Space Force's 18th Space Control Squadron was "re-designated" on April 13 as the "18th Space Defense Squadron," but will remain SPACECOM's key provider of space domain awareness.
By THERESA HITCHENS
on April 20, 2022
The Space Fence location in the Marshall Islands. (Lockheed Martin)
WASHINGTON: Improving integration and use of sensor data already available to create a full picture of what is happening in the heavens is one of the biggest challenges faced today by the Space Force’s newly named 18th Space Defense Squadron, according to its commander, Lt. Col.
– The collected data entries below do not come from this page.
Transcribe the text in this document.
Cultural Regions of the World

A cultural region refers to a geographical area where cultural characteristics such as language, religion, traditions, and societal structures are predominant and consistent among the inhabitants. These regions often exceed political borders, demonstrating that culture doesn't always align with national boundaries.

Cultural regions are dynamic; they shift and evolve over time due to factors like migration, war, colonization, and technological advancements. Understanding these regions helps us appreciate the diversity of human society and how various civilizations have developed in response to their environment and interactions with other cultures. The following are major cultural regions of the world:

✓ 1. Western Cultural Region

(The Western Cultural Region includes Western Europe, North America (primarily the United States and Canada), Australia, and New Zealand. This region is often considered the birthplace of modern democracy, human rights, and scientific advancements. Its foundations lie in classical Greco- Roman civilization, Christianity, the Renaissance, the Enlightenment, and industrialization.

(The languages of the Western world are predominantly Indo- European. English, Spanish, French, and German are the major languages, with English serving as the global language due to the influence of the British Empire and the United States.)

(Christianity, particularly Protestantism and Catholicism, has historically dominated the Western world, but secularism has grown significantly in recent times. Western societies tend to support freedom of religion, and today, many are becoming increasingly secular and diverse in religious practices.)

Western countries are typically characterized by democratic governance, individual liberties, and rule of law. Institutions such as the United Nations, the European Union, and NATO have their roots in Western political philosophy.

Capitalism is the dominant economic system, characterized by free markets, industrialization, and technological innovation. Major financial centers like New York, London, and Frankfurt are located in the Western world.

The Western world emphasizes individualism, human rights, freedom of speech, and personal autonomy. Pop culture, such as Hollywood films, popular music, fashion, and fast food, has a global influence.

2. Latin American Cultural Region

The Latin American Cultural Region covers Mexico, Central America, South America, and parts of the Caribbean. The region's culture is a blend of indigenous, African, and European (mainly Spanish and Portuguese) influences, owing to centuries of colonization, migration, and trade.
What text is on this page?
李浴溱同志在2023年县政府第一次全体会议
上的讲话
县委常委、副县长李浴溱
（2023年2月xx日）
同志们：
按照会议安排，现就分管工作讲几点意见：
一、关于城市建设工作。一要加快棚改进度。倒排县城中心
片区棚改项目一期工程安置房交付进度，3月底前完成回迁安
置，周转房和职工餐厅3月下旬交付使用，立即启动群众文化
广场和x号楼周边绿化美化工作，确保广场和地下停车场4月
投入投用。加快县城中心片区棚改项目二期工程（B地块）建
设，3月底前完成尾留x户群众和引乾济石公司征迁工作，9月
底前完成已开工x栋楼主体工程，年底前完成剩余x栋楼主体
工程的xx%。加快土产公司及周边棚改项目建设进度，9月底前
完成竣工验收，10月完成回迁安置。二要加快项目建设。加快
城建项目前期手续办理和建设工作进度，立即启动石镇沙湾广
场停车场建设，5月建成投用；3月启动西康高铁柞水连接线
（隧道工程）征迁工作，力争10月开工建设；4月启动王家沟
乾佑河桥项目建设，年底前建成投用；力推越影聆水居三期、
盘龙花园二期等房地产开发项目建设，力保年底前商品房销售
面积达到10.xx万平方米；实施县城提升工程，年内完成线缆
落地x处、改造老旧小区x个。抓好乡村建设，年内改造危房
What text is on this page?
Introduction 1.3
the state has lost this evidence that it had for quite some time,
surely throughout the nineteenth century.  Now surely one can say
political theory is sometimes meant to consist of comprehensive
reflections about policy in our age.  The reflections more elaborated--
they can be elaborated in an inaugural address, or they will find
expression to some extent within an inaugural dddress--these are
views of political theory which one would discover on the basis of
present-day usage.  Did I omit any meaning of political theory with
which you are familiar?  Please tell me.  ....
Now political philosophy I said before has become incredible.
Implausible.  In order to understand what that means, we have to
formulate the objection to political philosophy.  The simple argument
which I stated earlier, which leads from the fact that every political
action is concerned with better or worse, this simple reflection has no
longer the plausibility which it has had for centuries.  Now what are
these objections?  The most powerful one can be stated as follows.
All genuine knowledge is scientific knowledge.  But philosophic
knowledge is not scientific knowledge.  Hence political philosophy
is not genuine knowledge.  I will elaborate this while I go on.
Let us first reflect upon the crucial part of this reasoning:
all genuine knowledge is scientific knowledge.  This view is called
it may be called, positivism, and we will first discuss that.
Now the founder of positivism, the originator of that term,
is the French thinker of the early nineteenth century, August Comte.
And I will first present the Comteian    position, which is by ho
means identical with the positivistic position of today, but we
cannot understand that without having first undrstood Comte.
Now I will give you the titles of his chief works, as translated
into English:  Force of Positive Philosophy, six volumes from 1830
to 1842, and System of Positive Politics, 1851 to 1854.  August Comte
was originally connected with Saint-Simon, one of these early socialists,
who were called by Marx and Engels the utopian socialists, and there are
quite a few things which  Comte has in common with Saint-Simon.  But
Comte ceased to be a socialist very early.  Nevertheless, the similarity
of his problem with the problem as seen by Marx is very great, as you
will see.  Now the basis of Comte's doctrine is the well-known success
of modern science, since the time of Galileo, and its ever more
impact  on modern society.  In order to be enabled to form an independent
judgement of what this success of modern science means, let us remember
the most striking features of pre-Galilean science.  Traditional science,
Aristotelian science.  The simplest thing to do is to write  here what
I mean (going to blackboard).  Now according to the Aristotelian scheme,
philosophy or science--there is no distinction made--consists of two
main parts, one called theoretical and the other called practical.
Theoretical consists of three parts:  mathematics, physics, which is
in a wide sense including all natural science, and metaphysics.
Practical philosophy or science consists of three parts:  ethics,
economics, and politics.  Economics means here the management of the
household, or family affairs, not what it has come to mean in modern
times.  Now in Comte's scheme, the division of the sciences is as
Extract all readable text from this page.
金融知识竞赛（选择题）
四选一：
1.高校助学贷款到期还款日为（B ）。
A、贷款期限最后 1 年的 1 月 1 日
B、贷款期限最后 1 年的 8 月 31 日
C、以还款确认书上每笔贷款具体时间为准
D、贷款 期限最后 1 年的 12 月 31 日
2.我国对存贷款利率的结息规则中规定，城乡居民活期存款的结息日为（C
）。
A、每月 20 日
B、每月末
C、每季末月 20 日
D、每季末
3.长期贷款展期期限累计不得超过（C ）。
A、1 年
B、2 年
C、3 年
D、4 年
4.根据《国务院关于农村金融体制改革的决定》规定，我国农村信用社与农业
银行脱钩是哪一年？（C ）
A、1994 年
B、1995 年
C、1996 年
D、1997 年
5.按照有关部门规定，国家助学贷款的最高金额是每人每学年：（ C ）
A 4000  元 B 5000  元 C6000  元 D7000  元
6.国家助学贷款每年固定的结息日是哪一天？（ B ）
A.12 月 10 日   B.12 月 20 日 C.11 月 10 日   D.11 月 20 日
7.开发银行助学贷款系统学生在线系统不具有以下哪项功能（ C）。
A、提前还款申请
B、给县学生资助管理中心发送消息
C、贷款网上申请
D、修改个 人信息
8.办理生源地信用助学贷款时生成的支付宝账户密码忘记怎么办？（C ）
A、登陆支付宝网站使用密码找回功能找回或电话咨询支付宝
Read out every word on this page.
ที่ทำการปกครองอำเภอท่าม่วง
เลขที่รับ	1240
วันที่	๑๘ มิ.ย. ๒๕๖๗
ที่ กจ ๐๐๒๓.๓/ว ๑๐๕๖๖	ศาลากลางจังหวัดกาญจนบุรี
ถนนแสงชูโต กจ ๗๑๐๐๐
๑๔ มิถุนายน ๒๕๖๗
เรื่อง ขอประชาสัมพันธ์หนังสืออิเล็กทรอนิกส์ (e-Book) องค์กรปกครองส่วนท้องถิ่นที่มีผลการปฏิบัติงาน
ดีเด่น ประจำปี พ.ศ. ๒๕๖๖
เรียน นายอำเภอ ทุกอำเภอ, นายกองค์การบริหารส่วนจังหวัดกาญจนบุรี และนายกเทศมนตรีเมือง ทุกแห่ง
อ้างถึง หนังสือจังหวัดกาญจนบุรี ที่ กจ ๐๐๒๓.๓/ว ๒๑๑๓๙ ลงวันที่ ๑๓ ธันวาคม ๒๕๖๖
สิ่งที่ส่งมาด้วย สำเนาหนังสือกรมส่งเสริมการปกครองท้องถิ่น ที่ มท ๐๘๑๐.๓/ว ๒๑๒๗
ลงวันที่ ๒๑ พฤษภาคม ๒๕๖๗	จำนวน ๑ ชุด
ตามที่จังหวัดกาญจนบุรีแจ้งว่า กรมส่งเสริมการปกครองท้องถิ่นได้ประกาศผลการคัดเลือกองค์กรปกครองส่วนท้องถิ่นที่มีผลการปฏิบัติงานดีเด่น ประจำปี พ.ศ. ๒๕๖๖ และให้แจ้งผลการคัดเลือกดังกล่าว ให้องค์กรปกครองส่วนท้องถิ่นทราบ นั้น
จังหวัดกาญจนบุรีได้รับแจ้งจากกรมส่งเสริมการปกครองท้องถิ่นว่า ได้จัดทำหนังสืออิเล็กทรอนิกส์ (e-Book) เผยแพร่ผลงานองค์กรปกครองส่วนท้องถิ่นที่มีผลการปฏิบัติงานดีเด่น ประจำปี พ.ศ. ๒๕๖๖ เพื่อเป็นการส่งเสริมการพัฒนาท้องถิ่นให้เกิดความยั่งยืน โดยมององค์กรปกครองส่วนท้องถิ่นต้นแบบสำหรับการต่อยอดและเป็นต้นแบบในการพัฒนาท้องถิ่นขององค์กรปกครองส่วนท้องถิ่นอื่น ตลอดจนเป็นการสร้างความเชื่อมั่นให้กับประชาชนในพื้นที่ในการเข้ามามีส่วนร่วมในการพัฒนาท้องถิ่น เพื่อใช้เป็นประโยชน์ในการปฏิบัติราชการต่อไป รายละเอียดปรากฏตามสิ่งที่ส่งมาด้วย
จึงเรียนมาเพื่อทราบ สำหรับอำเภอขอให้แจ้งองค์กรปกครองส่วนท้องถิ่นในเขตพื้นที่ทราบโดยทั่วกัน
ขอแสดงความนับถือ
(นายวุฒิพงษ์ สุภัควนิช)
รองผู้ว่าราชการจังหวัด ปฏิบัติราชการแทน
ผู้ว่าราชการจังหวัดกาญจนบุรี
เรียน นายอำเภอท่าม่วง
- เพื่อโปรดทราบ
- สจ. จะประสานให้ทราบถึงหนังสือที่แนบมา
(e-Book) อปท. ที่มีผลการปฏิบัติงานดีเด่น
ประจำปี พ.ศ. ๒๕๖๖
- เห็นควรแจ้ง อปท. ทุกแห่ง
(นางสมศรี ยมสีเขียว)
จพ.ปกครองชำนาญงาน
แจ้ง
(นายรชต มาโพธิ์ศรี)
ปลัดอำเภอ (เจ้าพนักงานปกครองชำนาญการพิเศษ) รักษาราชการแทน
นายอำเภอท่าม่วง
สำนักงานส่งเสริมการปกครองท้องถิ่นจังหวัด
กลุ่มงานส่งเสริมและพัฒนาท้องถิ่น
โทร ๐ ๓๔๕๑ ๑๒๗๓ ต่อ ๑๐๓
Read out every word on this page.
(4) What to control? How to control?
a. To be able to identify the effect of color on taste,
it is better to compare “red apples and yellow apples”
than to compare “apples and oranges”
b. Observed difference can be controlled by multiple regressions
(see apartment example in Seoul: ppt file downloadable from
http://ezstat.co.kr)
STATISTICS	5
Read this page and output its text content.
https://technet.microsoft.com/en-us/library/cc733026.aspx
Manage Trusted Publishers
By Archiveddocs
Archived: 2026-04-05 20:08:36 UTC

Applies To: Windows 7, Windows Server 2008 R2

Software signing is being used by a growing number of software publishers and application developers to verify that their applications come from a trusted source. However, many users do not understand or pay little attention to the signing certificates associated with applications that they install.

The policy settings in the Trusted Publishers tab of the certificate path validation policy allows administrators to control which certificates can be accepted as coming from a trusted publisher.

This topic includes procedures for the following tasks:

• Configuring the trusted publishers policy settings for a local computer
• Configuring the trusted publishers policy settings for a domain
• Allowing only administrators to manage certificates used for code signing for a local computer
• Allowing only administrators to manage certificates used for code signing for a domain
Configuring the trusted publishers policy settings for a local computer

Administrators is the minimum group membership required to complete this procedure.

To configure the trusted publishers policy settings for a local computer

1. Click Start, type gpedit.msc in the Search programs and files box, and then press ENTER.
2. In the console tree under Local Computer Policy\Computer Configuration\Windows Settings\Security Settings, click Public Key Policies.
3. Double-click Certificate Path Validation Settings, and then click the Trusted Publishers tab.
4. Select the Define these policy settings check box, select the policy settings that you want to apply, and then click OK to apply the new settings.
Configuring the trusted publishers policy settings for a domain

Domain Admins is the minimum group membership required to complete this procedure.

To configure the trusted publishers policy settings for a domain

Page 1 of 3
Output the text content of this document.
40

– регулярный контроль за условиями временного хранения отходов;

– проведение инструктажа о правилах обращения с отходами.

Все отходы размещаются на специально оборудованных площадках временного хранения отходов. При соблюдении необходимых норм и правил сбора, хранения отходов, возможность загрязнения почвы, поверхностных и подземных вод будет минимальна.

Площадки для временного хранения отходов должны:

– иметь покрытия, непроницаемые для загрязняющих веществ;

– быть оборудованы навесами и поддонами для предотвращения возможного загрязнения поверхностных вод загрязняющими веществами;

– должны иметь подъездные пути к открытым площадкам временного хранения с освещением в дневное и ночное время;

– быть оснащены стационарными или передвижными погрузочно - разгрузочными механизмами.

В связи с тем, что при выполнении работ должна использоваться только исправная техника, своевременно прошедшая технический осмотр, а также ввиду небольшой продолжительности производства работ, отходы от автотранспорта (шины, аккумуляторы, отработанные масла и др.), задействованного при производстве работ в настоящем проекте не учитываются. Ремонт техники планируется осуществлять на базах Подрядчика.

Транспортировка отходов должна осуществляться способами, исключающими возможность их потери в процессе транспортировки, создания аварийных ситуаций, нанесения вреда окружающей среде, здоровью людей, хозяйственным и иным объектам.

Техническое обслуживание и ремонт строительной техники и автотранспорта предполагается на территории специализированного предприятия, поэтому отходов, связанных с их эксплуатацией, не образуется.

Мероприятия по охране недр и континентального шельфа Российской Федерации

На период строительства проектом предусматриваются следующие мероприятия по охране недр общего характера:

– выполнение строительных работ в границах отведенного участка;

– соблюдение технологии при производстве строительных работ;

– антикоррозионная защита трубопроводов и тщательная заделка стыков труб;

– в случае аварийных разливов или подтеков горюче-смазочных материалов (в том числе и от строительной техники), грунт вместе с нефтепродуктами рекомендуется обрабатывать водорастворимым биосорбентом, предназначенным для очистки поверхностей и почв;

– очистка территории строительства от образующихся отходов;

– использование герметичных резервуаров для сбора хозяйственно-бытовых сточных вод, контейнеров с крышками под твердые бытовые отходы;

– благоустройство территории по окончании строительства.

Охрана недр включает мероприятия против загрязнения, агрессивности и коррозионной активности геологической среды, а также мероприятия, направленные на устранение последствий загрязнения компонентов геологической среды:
Matt Lintker.
“Right now, if I had to prioritize, I prioritize to be doing better with the data I have,” he told C4ISRNet’s annual conference today — noting that this includes data from commercial partners monitoring space traffic as well as data from the radar and telescopes part of the military’s Space Surveillance Network (SSN).
Lintker’s squadron, previously named the 18th Space Control Squadron and one of the units under Space Force Delta 2, was “re-designated” with the “defense” modification on April 13, but will remain “U.S. Space Command’s premier provider of continuous, comprehensive and combat-relevant space domain awareness,” a terse Space Force press release stated.
Space domain awareness, or SDA, is defined by the Space Force as the ability to detect, track and, most crucially, understand what is happening in space, especially with regards to potential threats from adversary satellites.
The Space Force and SPACECOM currently are hashing out how best to integrate the burgeoning amount of highly sophisticated — and in some cases more accurate than its own — space tracking data and analysis on offer from commercial firms both in the United States and abroad.
This effort has been complicated by the fact that the computer systems and software for integrating, managing and sharing SDA data with relevant users were built in and for a different era, and the Pentagon has been struggling for decades to update those capabilities.
“We are taking all of our current sensors and integrating them and network them in new and imaginative ways. Some of those sensors were designed back in the ’60s in the ’70s, and were never designed for the [communications] pipes that we have today, and for the processing capability we have today,” Lt. Gen. Michael Guetlein, head of Space Force’s Space Systems Command, told the C4ISRNet conference in a later interview.
From BREAKING DEFENSE
Lintker said that while he’s “never going to turn down new sensors,” data integration continues to be a challenge — despite progress being made on developing data standards for “translating” among disparate data sources. For example, data translation is an issue for the Space Force’s newest sensor, the ground-based Space Fence radar, that came fully online in March 2020.
“Translating across the board,” he said, is his second biggest concern today.
“But again, just the integration of the data is really step one,” he added. “Step two is then being able to make sense of what that data is. So as we get more and more data, it does become increasingly challenging to kind of make sense of that from an operator’s perspective.”
This is where machine learning (ML) and artificial intelligence (AI) come in, Lintker said. Bringing on board those capabilities will “help us to then make sense of the larger amounts of data.”
这就是机器学习 (ML) 和人工智能 (AI) 的用武之地，林特克说。引入这些功能将“帮助我们理解大量数据”。
AI/ML tools further will help operators change focus away from simply tracking objects in space — what is known in the civil world as space situational awareness — toward figuring out where the real threats are. Doing so is made ever more difficult by the boom in space activities over the past decade, meaning that space has become more congested and, at the same time, more contested as potential adversaries build up their military space capabilities.
“One of the biggest challenges I have is making sure the operators look past the numbers themselves. As you look across the board, the operational fleet of space systems from China and Russia has grown by 70% in the last few years,” Lintker said. “So how do I get the operators here to then focus in, again, balancing that congested versus contested nature?
‘And that is where AI and ML are gonna help us,” he explained, “to focus on where we need to put our attention.”
Lintker added that another long-standing challenge is being able to share data across classification levels, in particular for sharing data with allies — something NATO military space leaders have been trying to enhance.
“Like many things, especially when you look at the bureaucracy and the policy and how things have gone in the past, it’s the classification. So, working through old paradigms and old norms when it comes to: Is this classified at the right level’?” he said.